Over the last few years, growing Chinese investments particularly, television broadcast rights acquisition and sponsorship for AFCON and other football competitions in the region has significantly boosted revenue generated from the sport. Apart from 2016 when total revenue generated by the Confederation of African Football (CAF), the governing body of African football dropped to US$36.9 million, its lowest, earnings from the continent’s football governing body has followed an upward trajectory from 2020, accumulating revenue of US$125.2 million in 2022, the highest since 2015 – the 2022 AFCON alone contributed US$79.7 million whiles inter club tournaments also generated almost US$35.4 million in the same year.

The rise in revenue for CAF driven by earnings from sponsorships and television rights in recent years is critical for the development of the African football ecosystem. Faced with inadequate funding for decades, Africa’s share of the entire global sponsorship funding is just 1 percent, thus, US$300 million – inadequate sponsorship funding hampers CAF’s objective to promote and develop the game of football and increase its popularity across countries on the African continent. In the case of African football clubs, limited access to sponsorship funding compels club owners and administrators to rely solely on matchday tickets revenue, government subsidies and donations from wealthy individuals which are not enough for the day-to-day running of football clubs.
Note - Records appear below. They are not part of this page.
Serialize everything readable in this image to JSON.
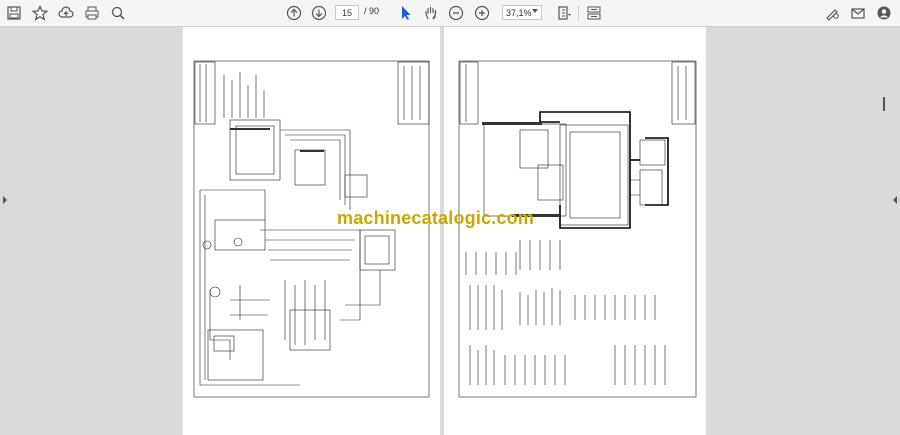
{
  "toolbar": {
    "current_page": "15",
    "page_separator": "/",
    "total_pages": "90",
    "zoom_level": "37,1%"
  },
  "watermark": "machinecatalogic.com",
  "colors": {
    "watermark": "#c9a800",
    "toolbar_bg": "#f5f5f5",
    "viewer_bg": "#dadada",
    "cursor_blue": "#1a5fd4"
  }
}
As a result, African clubs for years have struggled to make adequate investments required to develop the continent’s football ecosystem, which includes building modern stadiums to boost revenue generation, setting up high-quality training facilities and hiring top-notch coaches to develop young football talents into world-class professionals. However, in recent years, burgeoning Chinese investments in African football including construction of world-class stadiums, sponsorships and television broadcast rights acquisition is strengthening national efforts to provide the financial muscle and quality publicity Africa needs to develop its football ecosystem. For instance in July 2023 Uganda Premier League side SC Villa signed a 5-year sponsorship deal with Chinese tyre company Linglong Tyre worth US$750,000, this is the biggest sponsorship package ever received by a Ugandan football club in recent years.
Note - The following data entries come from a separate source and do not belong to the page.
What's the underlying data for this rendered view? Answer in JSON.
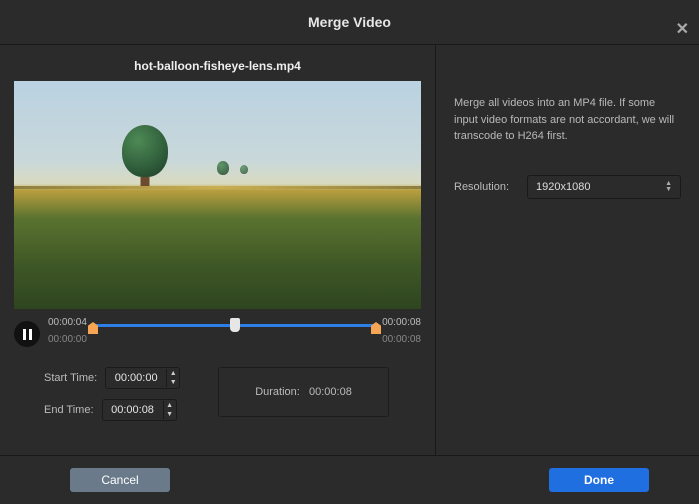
{
  "header": {
    "title": "Merge Video"
  },
  "file": {
    "name": "hot-balloon-fisheye-lens.mp4"
  },
  "player": {
    "trim_start_display": "00:00:04",
    "trim_end_display": "00:00:08",
    "full_start_display": "00:00:00",
    "full_end_display": "00:00:08"
  },
  "editors": {
    "start_label": "Start Time:",
    "end_label": "End Time:",
    "start_value": "00:00:00",
    "end_value": "00:00:08",
    "duration_label": "Duration:",
    "duration_value": "00:00:08"
  },
  "right": {
    "info": "Merge all videos into an MP4 file. If some input video formats are not accordant, we will transcode to H264 first.",
    "resolution_label": "Resolution:",
    "resolution_value": "1920x1080"
  },
  "footer": {
    "cancel": "Cancel",
    "done": "Done"
  }
}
Also, in Ghana and Uganda StarTimes has been the official Premier League broadcaster since 2016 and 2018, respectively – the Ghana Football Association (GFA) signed a 5-year sponsorship package with StarTimes worth US$5.2 million which commenced in the 2019/20 season – similar arrangements can be seen in other African countries including Zambia and Kenya – in these African countries, StarTimes, the continent’s leading digital-television operator invests massively in the latest sports broadcast solutions with the goal to bring the quality of football match productions to international standards. From one African country to the other, growing investments from Chinese enterprises including sponsorships, modern sports facilities and ICT investments are contributing to empower participants of the football ecosystem – enabling key members such as football associations and football clubs to overcome financial challenges associated with both women and men football talent development.